# Are the vectors and tensors of SR really so?

1. Mar 20, 2013

### quasar987

By the question in the title, I mean, do the so-called 4-vectors and tensors of SR transform as tangent vectors and tensors (in the sense of differential geometry) with respect to any transformation (local diffeomorphism) of the space-time coordinates or only with respect to Lorentz transformations? Thanks!

2. Mar 20, 2013

### Fredrik

Staff Emeritus

Slightly longer: If we define the spacetime of SR as a smoth manifold, then yes, vectors like 4-velocity belong to the tangent space of the manifold, and everything you know from differential geometry can be applied to these vectors. This includes the stuff I did in this post. If the coordinate systems x and y in that calculation are global inertial coordinate systems that send the same point to 0, then the matrix with components $\Lambda^\nu{}_\mu$ is a Lorentz transformation.

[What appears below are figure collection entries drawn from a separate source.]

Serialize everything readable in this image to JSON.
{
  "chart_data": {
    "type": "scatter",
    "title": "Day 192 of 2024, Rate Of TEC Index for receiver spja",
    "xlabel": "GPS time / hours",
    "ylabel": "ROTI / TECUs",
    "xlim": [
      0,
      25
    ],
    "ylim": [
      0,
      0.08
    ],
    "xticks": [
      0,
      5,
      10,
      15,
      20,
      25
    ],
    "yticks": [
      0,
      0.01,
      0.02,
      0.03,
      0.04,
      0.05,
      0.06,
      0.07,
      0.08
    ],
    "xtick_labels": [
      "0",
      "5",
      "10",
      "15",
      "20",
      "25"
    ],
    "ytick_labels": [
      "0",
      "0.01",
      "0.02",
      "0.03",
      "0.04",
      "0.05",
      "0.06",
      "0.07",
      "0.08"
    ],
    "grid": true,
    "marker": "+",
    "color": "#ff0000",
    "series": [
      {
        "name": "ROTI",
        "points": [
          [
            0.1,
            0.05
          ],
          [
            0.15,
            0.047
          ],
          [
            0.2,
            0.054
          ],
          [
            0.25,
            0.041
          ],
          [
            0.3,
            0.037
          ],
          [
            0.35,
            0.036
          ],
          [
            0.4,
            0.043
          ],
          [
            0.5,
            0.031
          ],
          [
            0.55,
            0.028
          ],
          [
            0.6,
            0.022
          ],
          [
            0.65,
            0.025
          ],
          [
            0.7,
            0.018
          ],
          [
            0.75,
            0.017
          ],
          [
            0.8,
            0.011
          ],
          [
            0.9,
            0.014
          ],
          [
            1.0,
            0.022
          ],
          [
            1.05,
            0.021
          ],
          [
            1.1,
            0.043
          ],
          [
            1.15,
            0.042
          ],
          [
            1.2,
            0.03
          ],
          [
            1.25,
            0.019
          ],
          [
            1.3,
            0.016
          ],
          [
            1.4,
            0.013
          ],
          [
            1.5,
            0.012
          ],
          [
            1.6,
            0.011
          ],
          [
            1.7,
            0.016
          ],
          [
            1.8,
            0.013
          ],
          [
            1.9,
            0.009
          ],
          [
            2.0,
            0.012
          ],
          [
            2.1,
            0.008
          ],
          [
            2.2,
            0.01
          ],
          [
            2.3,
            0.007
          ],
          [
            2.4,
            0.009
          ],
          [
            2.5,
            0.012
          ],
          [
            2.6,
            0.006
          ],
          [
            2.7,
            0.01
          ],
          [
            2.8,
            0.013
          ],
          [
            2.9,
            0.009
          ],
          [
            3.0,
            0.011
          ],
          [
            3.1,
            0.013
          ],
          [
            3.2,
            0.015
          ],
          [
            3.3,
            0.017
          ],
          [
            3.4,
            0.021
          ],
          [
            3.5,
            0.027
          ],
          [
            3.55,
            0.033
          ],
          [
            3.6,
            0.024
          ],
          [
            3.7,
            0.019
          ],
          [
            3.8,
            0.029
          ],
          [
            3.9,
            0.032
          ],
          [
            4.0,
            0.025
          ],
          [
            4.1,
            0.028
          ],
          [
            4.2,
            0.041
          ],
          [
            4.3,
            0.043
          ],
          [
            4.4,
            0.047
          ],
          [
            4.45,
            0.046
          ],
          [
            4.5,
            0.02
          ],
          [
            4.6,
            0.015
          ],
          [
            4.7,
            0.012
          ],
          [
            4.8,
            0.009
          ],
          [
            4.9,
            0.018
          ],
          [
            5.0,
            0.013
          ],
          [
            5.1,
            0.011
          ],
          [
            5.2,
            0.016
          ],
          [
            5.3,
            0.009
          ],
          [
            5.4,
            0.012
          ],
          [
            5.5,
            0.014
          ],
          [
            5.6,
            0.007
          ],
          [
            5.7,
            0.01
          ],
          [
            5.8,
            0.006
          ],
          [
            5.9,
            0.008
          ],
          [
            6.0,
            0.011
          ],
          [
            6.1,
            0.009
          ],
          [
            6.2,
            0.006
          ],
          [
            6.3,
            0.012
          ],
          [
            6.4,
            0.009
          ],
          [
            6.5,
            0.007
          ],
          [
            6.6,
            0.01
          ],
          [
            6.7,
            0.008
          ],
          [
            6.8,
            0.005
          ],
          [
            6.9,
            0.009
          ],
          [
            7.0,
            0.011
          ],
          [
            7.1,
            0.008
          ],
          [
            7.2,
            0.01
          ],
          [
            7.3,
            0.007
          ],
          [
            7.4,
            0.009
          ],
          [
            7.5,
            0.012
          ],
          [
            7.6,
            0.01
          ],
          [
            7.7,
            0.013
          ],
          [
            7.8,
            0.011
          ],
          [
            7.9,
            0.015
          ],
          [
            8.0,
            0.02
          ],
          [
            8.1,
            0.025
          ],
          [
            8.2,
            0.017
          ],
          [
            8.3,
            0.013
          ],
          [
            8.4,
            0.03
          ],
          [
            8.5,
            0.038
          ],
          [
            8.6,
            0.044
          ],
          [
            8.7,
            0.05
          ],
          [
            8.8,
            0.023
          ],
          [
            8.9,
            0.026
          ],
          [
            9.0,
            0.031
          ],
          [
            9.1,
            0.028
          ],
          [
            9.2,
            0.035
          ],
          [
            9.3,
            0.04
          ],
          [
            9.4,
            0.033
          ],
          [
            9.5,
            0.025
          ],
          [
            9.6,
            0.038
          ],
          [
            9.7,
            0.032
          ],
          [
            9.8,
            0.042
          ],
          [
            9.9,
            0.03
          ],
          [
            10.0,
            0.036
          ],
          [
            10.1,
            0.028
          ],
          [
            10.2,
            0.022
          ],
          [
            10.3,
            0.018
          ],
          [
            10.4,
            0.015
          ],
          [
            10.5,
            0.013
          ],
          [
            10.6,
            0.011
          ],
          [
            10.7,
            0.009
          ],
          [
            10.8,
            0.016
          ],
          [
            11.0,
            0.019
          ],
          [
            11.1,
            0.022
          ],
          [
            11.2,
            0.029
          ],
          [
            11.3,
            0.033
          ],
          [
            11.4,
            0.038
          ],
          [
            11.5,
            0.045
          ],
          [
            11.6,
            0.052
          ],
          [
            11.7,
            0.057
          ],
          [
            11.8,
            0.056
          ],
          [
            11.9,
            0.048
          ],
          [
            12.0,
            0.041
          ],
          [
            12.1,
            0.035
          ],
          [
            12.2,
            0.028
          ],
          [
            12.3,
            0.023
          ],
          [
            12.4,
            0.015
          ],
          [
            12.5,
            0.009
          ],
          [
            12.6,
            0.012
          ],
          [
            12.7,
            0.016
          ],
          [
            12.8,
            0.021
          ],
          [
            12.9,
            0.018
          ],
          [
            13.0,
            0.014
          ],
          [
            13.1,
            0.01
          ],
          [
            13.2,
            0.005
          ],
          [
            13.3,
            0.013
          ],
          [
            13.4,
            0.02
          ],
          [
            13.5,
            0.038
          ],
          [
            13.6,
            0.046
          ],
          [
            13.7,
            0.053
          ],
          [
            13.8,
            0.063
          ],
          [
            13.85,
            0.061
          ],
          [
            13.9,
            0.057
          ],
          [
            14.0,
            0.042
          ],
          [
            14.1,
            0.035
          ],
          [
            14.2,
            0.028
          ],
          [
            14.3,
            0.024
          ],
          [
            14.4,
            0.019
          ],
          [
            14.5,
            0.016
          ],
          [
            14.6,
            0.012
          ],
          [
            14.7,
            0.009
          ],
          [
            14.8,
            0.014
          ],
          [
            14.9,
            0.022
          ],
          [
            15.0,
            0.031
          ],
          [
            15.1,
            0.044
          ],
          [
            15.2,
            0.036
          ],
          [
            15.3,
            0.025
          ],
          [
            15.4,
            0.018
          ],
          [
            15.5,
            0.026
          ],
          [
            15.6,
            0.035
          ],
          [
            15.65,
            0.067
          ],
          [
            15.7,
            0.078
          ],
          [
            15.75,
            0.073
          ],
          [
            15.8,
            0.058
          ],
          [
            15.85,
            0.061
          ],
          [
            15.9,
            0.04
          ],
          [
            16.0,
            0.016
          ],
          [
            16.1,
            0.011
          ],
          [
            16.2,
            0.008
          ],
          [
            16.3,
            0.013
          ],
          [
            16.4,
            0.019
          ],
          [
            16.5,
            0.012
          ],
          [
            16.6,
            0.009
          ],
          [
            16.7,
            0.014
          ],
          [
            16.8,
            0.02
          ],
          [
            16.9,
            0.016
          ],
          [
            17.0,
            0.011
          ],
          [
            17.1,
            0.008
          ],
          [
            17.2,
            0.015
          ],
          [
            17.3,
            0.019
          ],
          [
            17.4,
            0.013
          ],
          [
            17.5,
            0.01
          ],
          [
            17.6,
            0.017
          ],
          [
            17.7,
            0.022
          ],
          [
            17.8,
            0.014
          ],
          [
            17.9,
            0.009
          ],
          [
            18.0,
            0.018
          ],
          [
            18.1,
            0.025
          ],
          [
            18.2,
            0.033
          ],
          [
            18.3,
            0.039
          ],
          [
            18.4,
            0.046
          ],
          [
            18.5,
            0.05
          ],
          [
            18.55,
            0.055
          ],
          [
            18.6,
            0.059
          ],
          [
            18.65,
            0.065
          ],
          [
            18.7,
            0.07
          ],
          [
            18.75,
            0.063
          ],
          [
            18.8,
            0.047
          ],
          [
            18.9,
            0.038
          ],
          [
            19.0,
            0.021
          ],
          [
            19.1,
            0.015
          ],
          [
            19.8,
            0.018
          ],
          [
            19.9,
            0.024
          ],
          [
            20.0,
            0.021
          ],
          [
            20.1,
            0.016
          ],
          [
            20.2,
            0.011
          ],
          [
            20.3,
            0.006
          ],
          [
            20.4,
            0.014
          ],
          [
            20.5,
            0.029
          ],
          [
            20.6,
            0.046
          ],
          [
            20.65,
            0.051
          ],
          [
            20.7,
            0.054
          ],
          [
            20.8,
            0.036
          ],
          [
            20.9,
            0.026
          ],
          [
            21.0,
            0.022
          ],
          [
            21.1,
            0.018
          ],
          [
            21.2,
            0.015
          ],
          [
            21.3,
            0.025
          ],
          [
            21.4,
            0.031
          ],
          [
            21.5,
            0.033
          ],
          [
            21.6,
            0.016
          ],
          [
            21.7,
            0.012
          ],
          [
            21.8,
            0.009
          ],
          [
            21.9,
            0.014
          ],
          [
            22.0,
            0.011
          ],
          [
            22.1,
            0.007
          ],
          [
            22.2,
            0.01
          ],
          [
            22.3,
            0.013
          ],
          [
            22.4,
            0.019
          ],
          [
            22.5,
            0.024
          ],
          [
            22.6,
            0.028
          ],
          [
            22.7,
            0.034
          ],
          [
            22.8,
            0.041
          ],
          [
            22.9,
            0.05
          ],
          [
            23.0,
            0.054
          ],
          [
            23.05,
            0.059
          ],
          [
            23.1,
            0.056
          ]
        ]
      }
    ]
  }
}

Note that it also makes sense to define the spacetime of SR as a vector space. (This gives us a slightly different version of the theory in the sense that the statements that define the theory are slightly different, but the predictions the theory makes about results of experiments are the same). Then spacetime is $\mathbb R^4$ and the vectors are members of $\mathbb R^4$ too.

3. Mar 20, 2013

### TrickyDicky

But, if you define SR in Minkowskian spacetime, then Lorentz transformations (Poincare if you include translations) are the ones that leave the manifold invariant.

4. Mar 20, 2013

### Fredrik

Staff Emeritus
Yes, they are the isometries of the metric. But the whole "transforms according to the tensor transformation law" thing doesn't really have anything to do with the metric. Unless of course you change the tensor transformation law to require that the transformation matrix is the Jacobian matrix of an isometry.

5. Mar 20, 2013

### WannabeNewton

All the same mechanisms of pullbacks and pushforwards still apply under diffeomorphisms. Remember that minkowski space is nothing more than $\mathbb{R}^{4}$ equipped with a riemannian metric but pullbacks and pushforwards don't care if there is a riemannian metric or not. The smooth structure is all we care about and in that sense we are just dealing with euclidean 4 - space.

6. Mar 20, 2013

### TrickyDicky

Just a small correction, that I know you are aware of, but just to be more precise, Minkowski is nothing more than $\mathbb{R}^{4}$ equipped with a pseudo-Riemannian (Lorentzian) metric. I know this distinction is not very important in flat spacetime, but it is when we go to GR's curved spacetime: hole argument, passive versus active transf., gauge vs not gauge...)
Also it is true that pullbacks and pushforwards each by themselves don't care if there is a Riemannian metric but it is also true that metrics give natural (musical) isomorphisms, that is, the raising and lowering of indices of tensors and vectors, IOW going back and forth from pullbacks to pushforwards.